A courtroom sketch by Vicki Ellen Behringer depicts Jay Leno's testimony while Michael Jackson looks on during Jackson's child molestation trial in 2005
Courtesy of Vicki Ellen Behringer

Some trials can mean day after day of sketching the same faces. Other times, defendants will experience some fairly radical physical transformations that keep sketch artists on their toes. “Barry Bonds, from the day he was indicted [in 2007, for perjury] to the day the trial was over, lost a significant amount of weight,” Behringer says. “There was another trial in Stockton where the defendant gained a significant amount of weight. People said it was the carbs in the jail food.”

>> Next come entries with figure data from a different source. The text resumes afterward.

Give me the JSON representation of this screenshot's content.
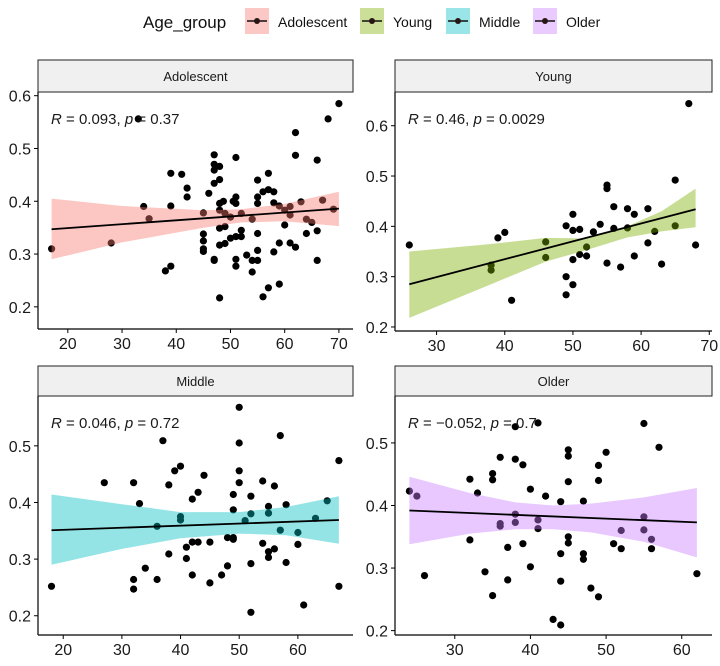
{
  "chart_data": {
    "type": "scatter",
    "legend": {
      "title": "Age_group",
      "position": "top",
      "items": [
        "Adolescent",
        "Young",
        "Middle",
        "Older"
      ]
    },
    "colors": {
      "Adolescent": "#F8766D",
      "Young": "#7CAE00",
      "Middle": "#00BFC4",
      "Older": "#C77CFF"
    },
    "panels": [
      {
        "title": "Adolescent",
        "R": "0.093",
        "p": "0.37",
        "xlim": [
          14.5,
          72.6
        ],
        "ylim": [
          0.158,
          0.607
        ],
        "xticks": [
          20,
          30,
          40,
          50,
          60,
          70
        ],
        "yticks": [
          0.2,
          0.3,
          0.4,
          0.5,
          0.6
        ],
        "fit": {
          "x": [
            17,
            70
          ],
          "y": [
            0.347,
            0.386
          ]
        },
        "ci": {
          "x": [
            17,
            30,
            45,
            52,
            60,
            70
          ],
          "lower": [
            0.29,
            0.322,
            0.35,
            0.36,
            0.362,
            0.353
          ],
          "upper": [
            0.405,
            0.391,
            0.383,
            0.385,
            0.395,
            0.418
          ]
        },
        "points": [
          [
            17,
            0.31
          ],
          [
            28,
            0.321
          ],
          [
            34,
            0.39
          ],
          [
            35,
            0.367
          ],
          [
            33,
            0.556
          ],
          [
            38,
            0.268
          ],
          [
            39,
            0.277
          ],
          [
            39,
            0.453
          ],
          [
            39,
            0.391
          ],
          [
            41,
            0.451
          ],
          [
            42,
            0.425
          ],
          [
            42,
            0.408
          ],
          [
            45,
            0.378
          ],
          [
            45,
            0.338
          ],
          [
            45,
            0.325
          ],
          [
            45,
            0.31
          ],
          [
            45,
            0.305
          ],
          [
            46,
            0.415
          ],
          [
            47,
            0.488
          ],
          [
            47,
            0.47
          ],
          [
            47,
            0.459
          ],
          [
            47,
            0.434
          ],
          [
            47,
            0.29
          ],
          [
            47,
            0.288
          ],
          [
            48,
            0.466
          ],
          [
            48,
            0.441
          ],
          [
            48,
            0.396
          ],
          [
            48,
            0.383
          ],
          [
            48,
            0.349
          ],
          [
            48,
            0.317
          ],
          [
            48,
            0.217
          ],
          [
            48.7,
            0.4
          ],
          [
            49,
            0.377
          ],
          [
            49,
            0.352
          ],
          [
            49,
            0.32
          ],
          [
            50,
            0.37
          ],
          [
            50,
            0.33
          ],
          [
            50.5,
            0.4
          ],
          [
            51,
            0.483
          ],
          [
            51,
            0.408
          ],
          [
            51,
            0.396
          ],
          [
            51,
            0.333
          ],
          [
            51,
            0.29
          ],
          [
            51,
            0.277
          ],
          [
            52,
            0.377
          ],
          [
            52,
            0.345
          ],
          [
            52,
            0.333
          ],
          [
            53,
            0.298
          ],
          [
            54,
            0.366
          ],
          [
            54,
            0.288
          ],
          [
            54,
            0.266
          ],
          [
            55,
            0.44
          ],
          [
            55,
            0.408
          ],
          [
            55,
            0.396
          ],
          [
            55,
            0.339
          ],
          [
            55,
            0.307
          ],
          [
            55,
            0.288
          ],
          [
            56,
            0.418
          ],
          [
            56,
            0.219
          ],
          [
            57,
            0.453
          ],
          [
            57,
            0.422
          ],
          [
            57,
            0.236
          ],
          [
            58,
            0.418
          ],
          [
            58,
            0.397
          ],
          [
            58,
            0.304
          ],
          [
            59,
            0.391
          ],
          [
            59,
            0.321
          ],
          [
            59,
            0.243
          ],
          [
            60,
            0.355
          ],
          [
            60,
            0.383
          ],
          [
            61,
            0.39
          ],
          [
            61,
            0.374
          ],
          [
            61,
            0.321
          ],
          [
            62,
            0.53
          ],
          [
            62,
            0.487
          ],
          [
            62,
            0.313
          ],
          [
            63,
            0.399
          ],
          [
            64,
            0.366
          ],
          [
            64,
            0.339
          ],
          [
            65,
            0.36
          ],
          [
            66,
            0.478
          ],
          [
            66,
            0.344
          ],
          [
            66,
            0.288
          ],
          [
            67,
            0.402
          ],
          [
            68,
            0.556
          ],
          [
            69,
            0.385
          ],
          [
            70,
            0.585
          ]
        ]
      },
      {
        "title": "Young",
        "R": "0.46",
        "p": "0.0029",
        "xlim": [
          23.9,
          70.4
        ],
        "ylim": [
          0.192,
          0.667
        ],
        "xticks": [
          30,
          40,
          50,
          60,
          70
        ],
        "yticks": [
          0.2,
          0.3,
          0.4,
          0.5,
          0.6
        ],
        "fit": {
          "x": [
            26,
            68
          ],
          "y": [
            0.285,
            0.434
          ]
        },
        "ci": {
          "x": [
            26,
            38,
            46,
            52,
            58,
            63,
            68
          ],
          "lower": [
            0.218,
            0.285,
            0.33,
            0.353,
            0.378,
            0.39,
            0.398
          ],
          "upper": [
            0.35,
            0.365,
            0.377,
            0.376,
            0.4,
            0.43,
            0.475
          ]
        },
        "points": [
          [
            26,
            0.363
          ],
          [
            38,
            0.323
          ],
          [
            38,
            0.313
          ],
          [
            39,
            0.377
          ],
          [
            40,
            0.388
          ],
          [
            41,
            0.253
          ],
          [
            46,
            0.369
          ],
          [
            46,
            0.338
          ],
          [
            49,
            0.401
          ],
          [
            49,
            0.3
          ],
          [
            49,
            0.264
          ],
          [
            50,
            0.424
          ],
          [
            50,
            0.392
          ],
          [
            50,
            0.334
          ],
          [
            50,
            0.284
          ],
          [
            51,
            0.394
          ],
          [
            51,
            0.344
          ],
          [
            52,
            0.359
          ],
          [
            52,
            0.341
          ],
          [
            53,
            0.389
          ],
          [
            54,
            0.404
          ],
          [
            55,
            0.482
          ],
          [
            55,
            0.475
          ],
          [
            55,
            0.327
          ],
          [
            56,
            0.439
          ],
          [
            56,
            0.396
          ],
          [
            57,
            0.319
          ],
          [
            58,
            0.435
          ],
          [
            58,
            0.397
          ],
          [
            59,
            0.424
          ],
          [
            59,
            0.341
          ],
          [
            61,
            0.435
          ],
          [
            61,
            0.367
          ],
          [
            62,
            0.39
          ],
          [
            63,
            0.325
          ],
          [
            65,
            0.492
          ],
          [
            65,
            0.401
          ],
          [
            67,
            0.644
          ],
          [
            68,
            0.363
          ]
        ]
      },
      {
        "title": "Middle",
        "R": "0.046",
        "p": "0.72",
        "xlim": [
          15.7,
          69.4
        ],
        "ylim": [
          0.166,
          0.588
        ],
        "xticks": [
          20,
          30,
          40,
          50,
          60
        ],
        "yticks": [
          0.2,
          0.3,
          0.4,
          0.5
        ],
        "fit": {
          "x": [
            18,
            67
          ],
          "y": [
            0.351,
            0.369
          ]
        },
        "ci": {
          "x": [
            18,
            30,
            40,
            50,
            58,
            67
          ],
          "lower": [
            0.29,
            0.318,
            0.337,
            0.345,
            0.342,
            0.327
          ],
          "upper": [
            0.414,
            0.397,
            0.383,
            0.383,
            0.392,
            0.411
          ]
        },
        "points": [
          [
            18,
            0.252
          ],
          [
            27,
            0.435
          ],
          [
            32,
            0.435
          ],
          [
            32,
            0.264
          ],
          [
            32,
            0.247
          ],
          [
            33,
            0.398
          ],
          [
            34,
            0.284
          ],
          [
            36,
            0.358
          ],
          [
            36,
            0.264
          ],
          [
            37,
            0.509
          ],
          [
            38,
            0.431
          ],
          [
            38,
            0.309
          ],
          [
            39,
            0.456
          ],
          [
            40,
            0.464
          ],
          [
            40,
            0.375
          ],
          [
            40,
            0.369
          ],
          [
            41,
            0.321
          ],
          [
            41,
            0.301
          ],
          [
            42,
            0.406
          ],
          [
            42,
            0.33
          ],
          [
            42,
            0.272
          ],
          [
            43,
            0.418
          ],
          [
            43,
            0.33
          ],
          [
            44,
            0.448
          ],
          [
            45,
            0.33
          ],
          [
            45,
            0.258
          ],
          [
            47,
            0.272
          ],
          [
            48,
            0.338
          ],
          [
            48,
            0.288
          ],
          [
            49,
            0.414
          ],
          [
            49,
            0.387
          ],
          [
            49,
            0.338
          ],
          [
            49,
            0.335
          ],
          [
            50,
            0.568
          ],
          [
            50,
            0.505
          ],
          [
            50,
            0.456
          ],
          [
            50,
            0.435
          ],
          [
            51,
            0.368
          ],
          [
            52,
            0.411
          ],
          [
            52,
            0.38
          ],
          [
            52,
            0.292
          ],
          [
            52,
            0.206
          ],
          [
            54,
            0.438
          ],
          [
            54,
            0.328
          ],
          [
            55,
            0.393
          ],
          [
            55,
            0.381
          ],
          [
            55,
            0.313
          ],
          [
            55,
            0.303
          ],
          [
            56,
            0.429
          ],
          [
            56,
            0.318
          ],
          [
            57,
            0.518
          ],
          [
            57,
            0.351
          ],
          [
            58,
            0.396
          ],
          [
            58,
            0.294
          ],
          [
            60,
            0.347
          ],
          [
            60,
            0.326
          ],
          [
            61,
            0.219
          ],
          [
            63,
            0.372
          ],
          [
            65,
            0.403
          ],
          [
            67,
            0.474
          ],
          [
            67,
            0.252
          ]
        ]
      },
      {
        "title": "Older",
        "R": "−0.052",
        "p": "0.7",
        "xlim": [
          22.1,
          64.0
        ],
        "ylim": [
          0.193,
          0.575
        ],
        "xticks": [
          30,
          40,
          50,
          60
        ],
        "yticks": [
          0.2,
          0.3,
          0.4,
          0.5
        ],
        "fit": {
          "x": [
            24,
            62
          ],
          "y": [
            0.392,
            0.373
          ]
        },
        "ci": {
          "x": [
            24,
            32,
            38,
            43,
            48,
            55,
            62
          ],
          "lower": [
            0.338,
            0.355,
            0.362,
            0.362,
            0.357,
            0.342,
            0.317
          ],
          "upper": [
            0.446,
            0.42,
            0.405,
            0.4,
            0.403,
            0.413,
            0.428
          ]
        },
        "points": [
          [
            24,
            0.423
          ],
          [
            25,
            0.415
          ],
          [
            26,
            0.288
          ],
          [
            32,
            0.442
          ],
          [
            32,
            0.345
          ],
          [
            33,
            0.42
          ],
          [
            34,
            0.294
          ],
          [
            35,
            0.451
          ],
          [
            35,
            0.441
          ],
          [
            35,
            0.256
          ],
          [
            36,
            0.477
          ],
          [
            36,
            0.371
          ],
          [
            36,
            0.367
          ],
          [
            37,
            0.333
          ],
          [
            37,
            0.281
          ],
          [
            38,
            0.526
          ],
          [
            38,
            0.474
          ],
          [
            38,
            0.386
          ],
          [
            38,
            0.373
          ],
          [
            39,
            0.465
          ],
          [
            39,
            0.339
          ],
          [
            40,
            0.426
          ],
          [
            40,
            0.302
          ],
          [
            41,
            0.532
          ],
          [
            41,
            0.377
          ],
          [
            41,
            0.363
          ],
          [
            42,
            0.415
          ],
          [
            43,
            0.218
          ],
          [
            44,
            0.406
          ],
          [
            44,
            0.323
          ],
          [
            44,
            0.279
          ],
          [
            44,
            0.209
          ],
          [
            45,
            0.489
          ],
          [
            45,
            0.479
          ],
          [
            45,
            0.438
          ],
          [
            45,
            0.35
          ],
          [
            45,
            0.34
          ],
          [
            47,
            0.407
          ],
          [
            47,
            0.323
          ],
          [
            47,
            0.314
          ],
          [
            48,
            0.268
          ],
          [
            49,
            0.464
          ],
          [
            49,
            0.44
          ],
          [
            49,
            0.254
          ],
          [
            50,
            0.485
          ],
          [
            51,
            0.339
          ],
          [
            52,
            0.36
          ],
          [
            52,
            0.331
          ],
          [
            55,
            0.531
          ],
          [
            55,
            0.382
          ],
          [
            55,
            0.361
          ],
          [
            56,
            0.346
          ],
          [
            56,
            0.331
          ],
          [
            57,
            0.493
          ],
          [
            62,
            0.291
          ]
        ]
      }
    ]
  }
}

The most dramatic alterations in appearance are usually attributed to the late singer Michael Jackson (above, seen with Jay Leno), who was frequently sketched during his participation in a 2005 trial to refute charges of child molestation. (A jury found him not guilty.) “Every day, he wore a completely different outfit, different armbands, and his hair would change from Monday to Friday. One time, it was longer on a Monday. It’s like, how did you do that?”

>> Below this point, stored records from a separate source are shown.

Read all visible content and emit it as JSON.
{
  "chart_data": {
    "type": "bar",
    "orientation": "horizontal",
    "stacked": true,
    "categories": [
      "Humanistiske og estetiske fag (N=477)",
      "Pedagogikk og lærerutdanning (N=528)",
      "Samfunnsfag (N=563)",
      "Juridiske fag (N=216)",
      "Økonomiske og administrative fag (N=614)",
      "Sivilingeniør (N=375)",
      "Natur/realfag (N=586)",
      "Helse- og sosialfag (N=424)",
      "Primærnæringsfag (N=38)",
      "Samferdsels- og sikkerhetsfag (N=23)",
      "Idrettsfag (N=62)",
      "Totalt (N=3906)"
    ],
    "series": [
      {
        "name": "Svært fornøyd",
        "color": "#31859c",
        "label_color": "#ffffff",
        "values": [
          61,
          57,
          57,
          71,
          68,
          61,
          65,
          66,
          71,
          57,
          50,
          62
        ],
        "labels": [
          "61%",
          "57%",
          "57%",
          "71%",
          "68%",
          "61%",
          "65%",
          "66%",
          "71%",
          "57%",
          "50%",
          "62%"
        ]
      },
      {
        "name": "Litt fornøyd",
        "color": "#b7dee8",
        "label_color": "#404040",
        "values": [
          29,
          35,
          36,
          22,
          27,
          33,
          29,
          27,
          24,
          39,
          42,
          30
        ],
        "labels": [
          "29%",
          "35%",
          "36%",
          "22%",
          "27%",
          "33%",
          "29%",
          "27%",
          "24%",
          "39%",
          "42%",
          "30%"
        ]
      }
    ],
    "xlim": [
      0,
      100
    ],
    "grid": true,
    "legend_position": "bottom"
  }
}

13. THEY TRY TO DRAW QUIETLY.

A courtroom sketch by Mona Shafer edwards depicts Clint Eastwood sitting next to his attorney during Eastwood's 1996 palimony trial
Courtesy of Mona Shafer Edwards

When cameras are in a courtroom, everyone knows it. When Edwards is around, subjects might not even know they’re being rendered. The artist carries a small 9-inch by 12-inch pad with her along with a small number of tools. “Defendants never know I’m drawing them,” she says. “You might act differently if you’re aware someone is staring. I try to blend in.”

14. O.J. SIMPSON MAY HAVE KEPT THEM IN BUSINESS.

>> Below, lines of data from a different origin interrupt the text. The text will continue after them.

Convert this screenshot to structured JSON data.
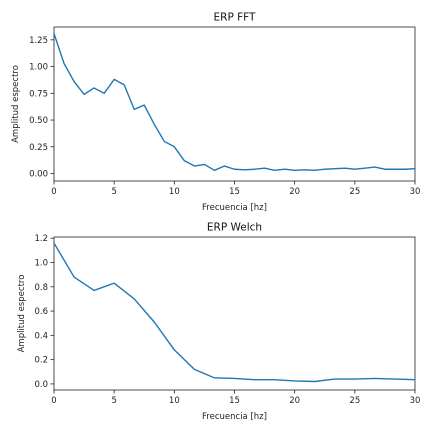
{
  "colors": {
    "series": "#1f77b4"
  },
  "chart_data": [
    {
      "type": "line",
      "title": "ERP FFT",
      "xlabel": "Frecuencia [hz]",
      "ylabel": "Amplitud espectro",
      "xlim": [
        0,
        30
      ],
      "ylim": [
        -0.07,
        1.37
      ],
      "xticks": [
        "0",
        "5",
        "10",
        "15",
        "20",
        "25",
        "30"
      ],
      "yticks": [
        "0.00",
        "0.25",
        "0.50",
        "0.75",
        "1.00",
        "1.25"
      ],
      "grid": false,
      "series": [
        {
          "x": [
            0,
            0.83,
            1.67,
            2.5,
            3.33,
            4.17,
            5,
            5.83,
            6.67,
            7.5,
            8.33,
            9.17,
            10,
            10.83,
            11.67,
            12.5,
            13.33,
            14.17,
            15,
            15.83,
            16.67,
            17.5,
            18.33,
            19.17,
            20,
            20.83,
            21.67,
            22.5,
            23.33,
            24.17,
            25,
            25.83,
            26.67,
            27.5,
            28.33,
            29.17,
            30
          ],
          "y": [
            1.31,
            1.03,
            0.86,
            0.74,
            0.8,
            0.75,
            0.88,
            0.83,
            0.6,
            0.64,
            0.46,
            0.3,
            0.25,
            0.12,
            0.07,
            0.085,
            0.03,
            0.07,
            0.04,
            0.035,
            0.04,
            0.05,
            0.03,
            0.04,
            0.03,
            0.035,
            0.03,
            0.04,
            0.045,
            0.05,
            0.04,
            0.05,
            0.06,
            0.04,
            0.04,
            0.04,
            0.045
          ]
        }
      ]
    },
    {
      "type": "line",
      "title": "ERP Welch",
      "xlabel": "Frecuencia [hz]",
      "ylabel": "Amplitud espectro",
      "xlim": [
        0,
        30
      ],
      "ylim": [
        -0.05,
        1.21
      ],
      "xticks": [
        "0",
        "5",
        "10",
        "15",
        "20",
        "25",
        "30"
      ],
      "yticks": [
        "0.0",
        "0.2",
        "0.4",
        "0.6",
        "0.8",
        "1.0",
        "1.2"
      ],
      "grid": false,
      "series": [
        {
          "x": [
            0,
            1.67,
            3.33,
            5,
            6.67,
            8.33,
            10,
            11.67,
            13.33,
            15,
            16.67,
            18.33,
            20,
            21.67,
            23.33,
            25,
            26.67,
            28.33,
            30
          ],
          "y": [
            1.16,
            0.88,
            0.77,
            0.83,
            0.7,
            0.51,
            0.28,
            0.12,
            0.05,
            0.045,
            0.035,
            0.035,
            0.025,
            0.02,
            0.04,
            0.04,
            0.045,
            0.04,
            0.035
          ]
        }
      ]
    }
  ]
}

A courtroom sketch by Mona Shafer Edwards depicts O.J. Simpson testifying during his 1995 trial for murder
Courtesy of Mona Shafer Edwards

The decision in 1995 to allow television cameras to depict the O.J. Simpson trial—Simpson was accused of killing ex-wife Nicole Brown Simpson and her friend, Ron Goldman—seemed to signal a new and relaxed policy about media coverage in courtrooms. “I thought that was it, the swan song of sketching,” Edwards says. “Then it turned out to be a joke.” Judges, fearing they’d be criticized as much as Simpson’s presiding judge Lance Ito, shied away from that kind of scrutiny. “Judges realized they didn’t want to be on camera. So every time I think it’s over, it keeps going.”

15. THEY DO WEDDINGS.

Artist Elizabeth Williams depicts a newlywed couple
Courtesy of Elizabeth Williams

The nature of the court sketch business has changed over the years as some federal courts are becoming more lenient with the presence of cameras. (While cameras are typically not allowed in federal trial courts, there have been certain exceptions, experiments, and pilot projects to allow cameras; state rules vary.) Experienced artists still find work, but it’s a good idea to have some alternative methods of income. Williams books her services as a sketch artist for weddings on weekends, when court isn’t in session. “People are always getting married, but you can’t always count on ‘El Chapo’ getting arrested,” she says. “You have to do other things.” Williams approaches nuptials in much the same way as a trial. “I’ll meet with a client and go over the key moments.” Instead of closing arguments, it might be the first dance as a married couple.

The biggest difference? “It’s so nice to be around people who are so happy and just beginning their lives, as opposed to people going to, you know, prison.”